PF(w _t )＝(f ₁ (w ₁ )，f ₂ (w ₂ )，...，f _|v| (w _|v| ))

wherein f _j (w) is not less than 0 and

a final word vector determination module: the word processing method comprises the steps of determining a final word vector according to probability distribution and word vectors of the whole word list, and replacing words at the position with the final word vector; in the machine translation model, given the word vector matrix E of all words, the words w generated by the forward language model _t The word vector of (a) can be rewritten as:

e _w ＝avg(PF(w)E+PB(w)E)；

5. The word vector replacement data enhancement based machine translation model training device according to claim 4, wherein the model training module comprises:

a decoder module for decoding the semantic features into a target language.
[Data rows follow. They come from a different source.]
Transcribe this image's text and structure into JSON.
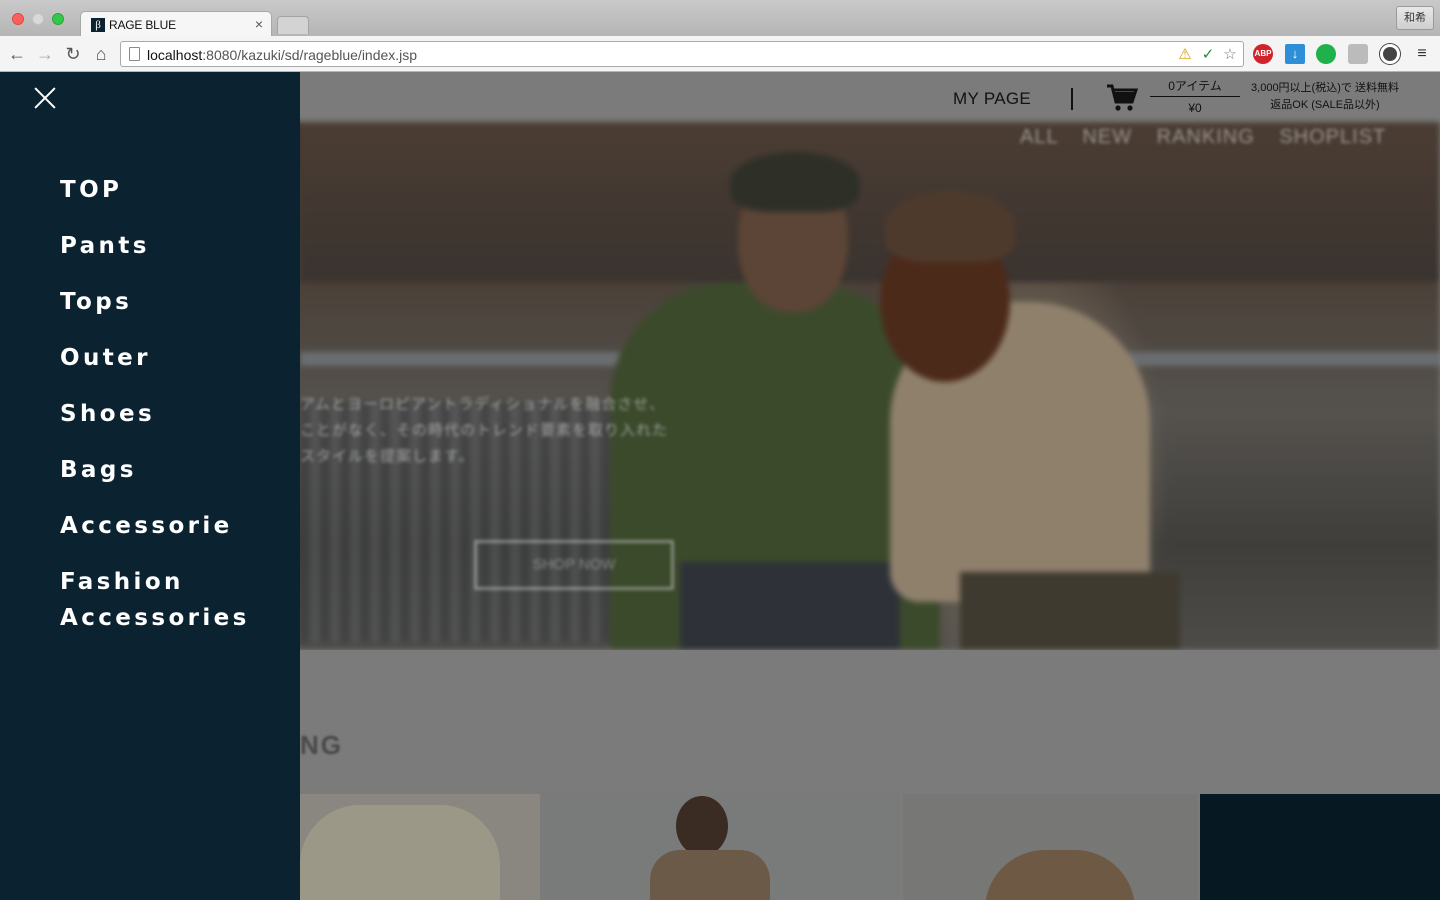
{
  "browser": {
    "tab_title": "RAGE BLUE",
    "tab_close": "×",
    "ime_label": "和希",
    "url_host": "localhost",
    "url_rest": ":8080/kazuki/sd/rageblue/index.jsp",
    "extensions": [
      "warning-icon",
      "check-icon",
      "star-icon",
      "adblock-icon",
      "download-icon",
      "evernote-icon",
      "tool-icon",
      "record-icon",
      "menu-icon"
    ],
    "adblock_label": "ABP"
  },
  "header": {
    "my_page": "MY PAGE",
    "cart_count": "0アイテム",
    "cart_total": "¥0",
    "shipping_line1": "3,000円以上(税込)で 送料無料",
    "shipping_line2": "返品OK (SALE品以外)"
  },
  "hero": {
    "nav": [
      "ALL",
      "NEW",
      "RANKING",
      "SHOPLIST"
    ],
    "text_lines": [
      "アムとヨーロピアントラディショナルを融合させ、",
      "ことがなく、その時代のトレンド要素を取り入れた",
      "スタイルを提案します。"
    ],
    "cta": "SHOP NOW"
  },
  "section": {
    "ranking_heading": "NG"
  },
  "drawer": {
    "close_icon": "close-icon",
    "items": [
      "TOP",
      "Pants",
      "Tops",
      "Outer",
      "Shoes",
      "Bags",
      "Accessorie",
      "Fashion Accessories"
    ]
  },
  "colors": {
    "drawer_bg": "#0b2230",
    "overlay": "#7b7b7b",
    "drawer_text": "#ffffff"
  }
}
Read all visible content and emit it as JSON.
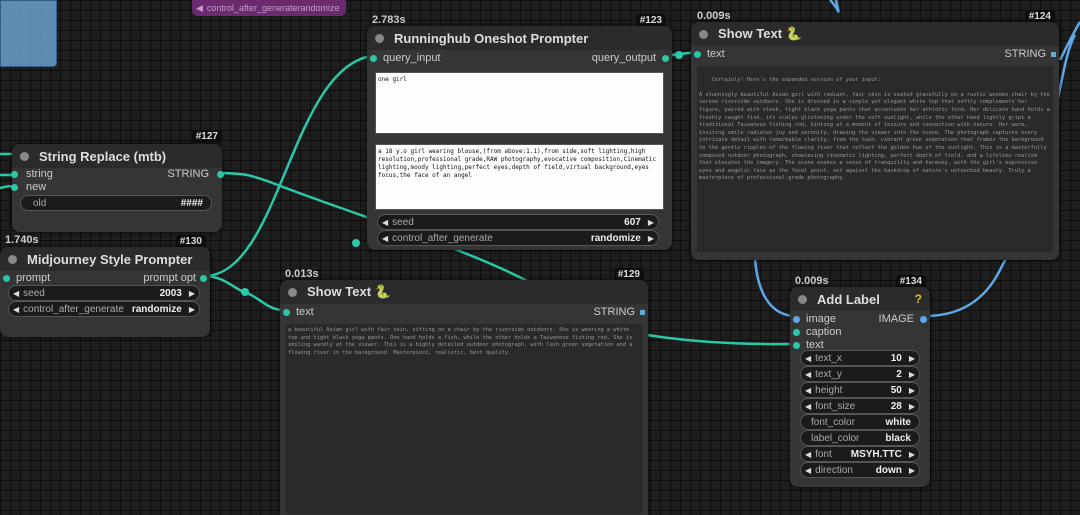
{
  "colors": {
    "accent": "#2bc8a8",
    "image_link": "#60a8e8"
  },
  "top_ghost": {
    "label": "control_after_generate",
    "value": "randomize"
  },
  "string_replace": {
    "badge": "#127",
    "title": "String Replace (mtb)",
    "inputs": [
      "string",
      "new"
    ],
    "output": "STRING",
    "widget": {
      "label": "old",
      "value": "####"
    }
  },
  "midjourney": {
    "time": "1.740s",
    "badge": "#130",
    "title": "Midjourney Style Prompter",
    "input": "prompt",
    "output": "prompt opt",
    "seed": {
      "label": "seed",
      "value": "2003"
    },
    "cag": {
      "label": "control_after_generate",
      "value": "randomize"
    }
  },
  "runninghub": {
    "time": "2.783s",
    "badge": "#123",
    "title": "Runninghub Oneshot Prompter",
    "input": "query_input",
    "output": "query_output",
    "query_text": "one girl",
    "system_text": "a 18 y.o girl wearing blouse,(from above:1.1),from side,soft lighting,high resolution,professional grade,RAW photography,evocative composition,Cinematic lighting,moody lighting,perfect eyes,depth of field,virtual background,eyes focus,the face of an angel",
    "seed": {
      "label": "seed",
      "value": "607"
    },
    "cag": {
      "label": "control_after_generate",
      "value": "randomize"
    }
  },
  "show_text_124": {
    "time": "0.009s",
    "badge": "#124",
    "title": "Show Text 🐍",
    "input": "text",
    "output": "STRING",
    "text": "Certainly! Here's the expanded version of your input:\n\nA stunningly beautiful Asian girl with radiant, fair skin is seated gracefully on a rustic wooden chair by the serene riverside outdoors. She is dressed in a simple yet elegant white top that softly complements her figure, paired with sleek, tight black yoga pants that accentuate her athletic form. Her delicate hand holds a freshly caught fish, its scales glistening under the soft sunlight, while the other hand lightly grips a traditional Taiwanese fishing rod, hinting at a moment of leisure and connection with nature. Her warm, inviting smile radiates joy and serenity, drawing the viewer into the scene. The photograph captures every intricate detail with remarkable clarity, from the lush, vibrant green vegetation that frames the background to the gentle ripples of the flowing river that reflect the golden hue of the sunlight. This is a masterfully composed outdoor photograph, showcasing cinematic lighting, perfect depth of field, and a lifelike realism that elevates the imagery. The scene evokes a sense of tranquility and harmony, with the girl's expressive eyes and angelic face as the focal point, set against the backdrop of nature's untouched beauty. Truly a masterpiece of professional-grade photography."
  },
  "show_text_129": {
    "time": "0.013s",
    "badge": "#129",
    "title": "Show Text 🐍",
    "input": "text",
    "output": "STRING",
    "text": "a beautiful Asian girl with fair skin, sitting on a chair by the riverside outdoors. She is wearing a white top and tight black yoga pants. One hand holds a fish, while the other holds a Taiwanese fishing rod. She is smiling warmly at the viewer. This is a highly detailed outdoor photograph, with lush green vegetation and a flowing river in the background. Masterpiece, realistic, best quality."
  },
  "add_label": {
    "time": "0.009s",
    "badge": "#134",
    "title": "Add Label",
    "help": "?",
    "inputs": [
      "image",
      "caption",
      "text"
    ],
    "output": "IMAGE",
    "widgets": [
      {
        "label": "text_x",
        "value": "10"
      },
      {
        "label": "text_y",
        "value": "2"
      },
      {
        "label": "height",
        "value": "50"
      },
      {
        "label": "font_size",
        "value": "28"
      },
      {
        "label": "font_color",
        "value": "white"
      },
      {
        "label": "label_color",
        "value": "black"
      },
      {
        "label": "font",
        "value": "MSYH.TTC"
      },
      {
        "label": "direction",
        "value": "down"
      }
    ]
  }
}
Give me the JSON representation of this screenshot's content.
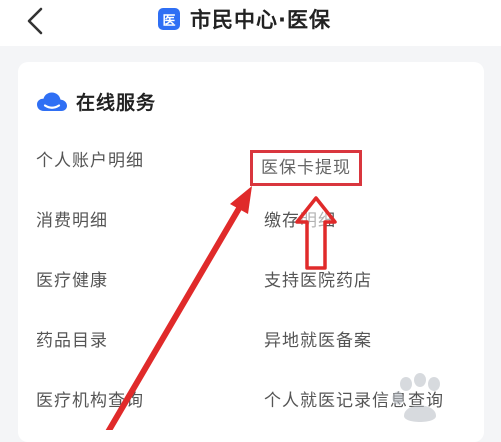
{
  "header": {
    "back_icon": "chevron-left-icon",
    "app_badge": "医",
    "title": "市民中心·医保"
  },
  "online_services": {
    "icon": "cloud-icon",
    "title": "在线服务",
    "items": [
      "个人账户明细",
      "医保卡提现",
      "消费明细",
      "缴存明细",
      "医疗健康",
      "支持医院药店",
      "药品目录",
      "异地就医备案",
      "医疗机构查询",
      "个人就医记录信息查询"
    ],
    "highlighted_item": "医保卡提现"
  },
  "annotation": {
    "color": "#e02a2a"
  },
  "colors": {
    "accent": "#2f6ff4",
    "highlight_box": "#d9363e"
  }
}
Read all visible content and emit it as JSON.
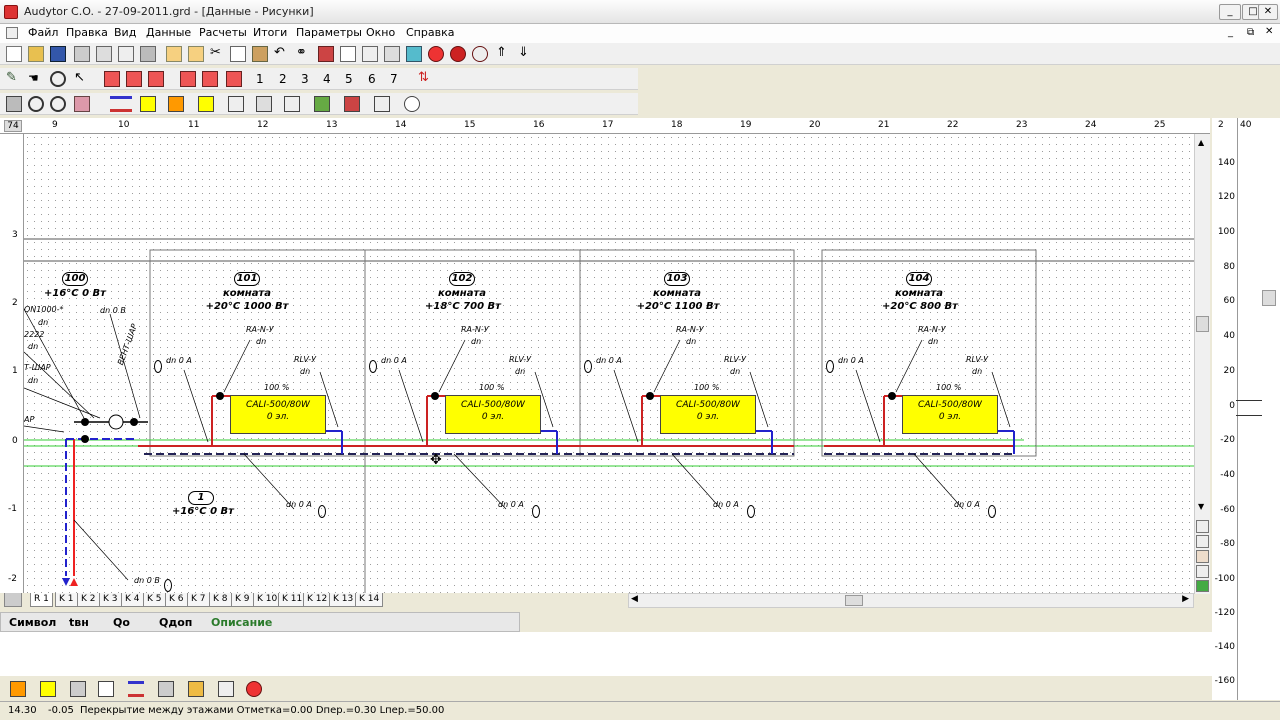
{
  "window": {
    "title": "Audytor C.O.  - 27-09-2011.grd - [Данные - Рисунки]"
  },
  "menu": [
    "Файл",
    "Правка",
    "Вид",
    "Данные",
    "Расчеты",
    "Итоги",
    "Параметры",
    "Окно",
    "Справка"
  ],
  "toolbar": {
    "numbers": [
      "1",
      "2",
      "3",
      "4",
      "5",
      "6",
      "7"
    ]
  },
  "ruler": {
    "corner": "74",
    "top": [
      "9",
      "10",
      "11",
      "12",
      "13",
      "14",
      "15",
      "16",
      "17",
      "18",
      "19",
      "20",
      "21",
      "22",
      "23",
      "24",
      "25"
    ],
    "left": [
      "3",
      "2",
      "1",
      "0",
      "-1",
      "-2"
    ]
  },
  "rooms": [
    {
      "num": "101",
      "name": "комната",
      "info": "+20°C 1000 Вт",
      "ra": "RA-N-У",
      "dn": "dn",
      "rlv": "RLV-У",
      "rlvdn": "dn",
      "pct": "100 %",
      "rad": "CALI-500/80W",
      "el": "0 эл.",
      "pipe": "dn 0 A",
      "pipe2": "dn 0 A"
    },
    {
      "num": "102",
      "name": "комната",
      "info": "+18°C 700 Вт",
      "ra": "RA-N-У",
      "dn": "dn",
      "rlv": "RLV-У",
      "rlvdn": "dn",
      "pct": "100 %",
      "rad": "CALI-500/80W",
      "el": "0 эл.",
      "pipe": "dn 0 A",
      "pipe2": "dn 0 A"
    },
    {
      "num": "103",
      "name": "комната",
      "info": "+20°C 1100 Вт",
      "ra": "RA-N-У",
      "dn": "dn",
      "rlv": "RLV-У",
      "rlvdn": "dn",
      "pct": "100 %",
      "rad": "CALI-500/80W",
      "el": "0 эл.",
      "pipe": "dn 0 A",
      "pipe2": "dn 0 A"
    },
    {
      "num": "104",
      "name": "комната",
      "info": "+20°C 800 Вт",
      "ra": "RA-N-У",
      "dn": "dn",
      "rlv": "RLV-У",
      "rlvdn": "dn",
      "pct": "100 %",
      "rad": "CALI-500/80W",
      "el": "0 эл.",
      "pipe": "dn 0 A",
      "pipe2": "dn 0 A"
    }
  ],
  "left_node": {
    "num": "100",
    "info": "+16°C 0 Вт",
    "labels": [
      "ON1000-*",
      "dn",
      "2222",
      "dn",
      "Т-ШАР",
      "dn",
      "АР"
    ],
    "dnob": "dn 0 В",
    "vert": "ВЕНТ-ШАР"
  },
  "lower_node": {
    "num": "1",
    "info": "+16°C 0 Вт",
    "dn": "dn 0 A",
    "dn2": "dn 0 В"
  },
  "sheet_tabs": [
    "R 1",
    "K 1",
    "K 2",
    "K 3",
    "K 4",
    "K 5",
    "K 6",
    "K 7",
    "K 8",
    "K 9",
    "K 10",
    "K 11",
    "K 12",
    "K 13",
    "K 14"
  ],
  "table": {
    "headers": [
      "Символ",
      "tвн",
      "Qo",
      "Qдоп",
      "Описание"
    ]
  },
  "status": {
    "x": "14.30",
    "y": "-0.05",
    "text": "Перекрытие между этажами  Отметка=0.00  Dпер.=0.30  Lпер.=50.00"
  },
  "side": {
    "top": "2",
    "scale_top": "40",
    "scale": [
      "140",
      "120",
      "100",
      "80",
      "60",
      "40",
      "20",
      "0",
      "-20",
      "-40",
      "-60",
      "-80",
      "-100",
      "-120",
      "-140",
      "-160"
    ]
  }
}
6. The word vector replacement data enhancement-based machine translation model training device according to claim 4, wherein the sample dataset corpus preprocessing module comprises:

noise symbol filtering unit: the method is used for filtering noise symbols in the corpus; corpus segmentation unit: the method is used for segmenting the corpus; conversion unit: the method is used for carrying out case reduction and full-angle-half-angle conversion on the corpus; length filtering unit: for filtering parallel language pairs; an encoding unit: the method is used for preprocessing and encoding the corpus through bytes; a numerical value conversion unit: the method is used for converting words in the corpus into one-hot coding representation; corpus dividing unit: the corpus is divided into different training batches; length adjustment unit: the corpora for the same batch are scaled to the same length representation.

7. An electronic device, comprising: at least one multicore processor; -at least one GPU computing card, -a memory communicatively connected to the at least one multi-core processor, characterized in that the memory stores instructions executable by the at least one multi-core processor, the instructions being executable by the at least one multi-core processor or the at least one GPU computing card to enable the at least one multi-core processor or the at least one GPU computing card to implement the steps of the method of any one of claims 1 to 3.

8. A computer readable storage medium, on which a computer program is stored, characterized in that the computer instructions, when executed by a processor, implement the steps of the method of any one of claims 1 to 3.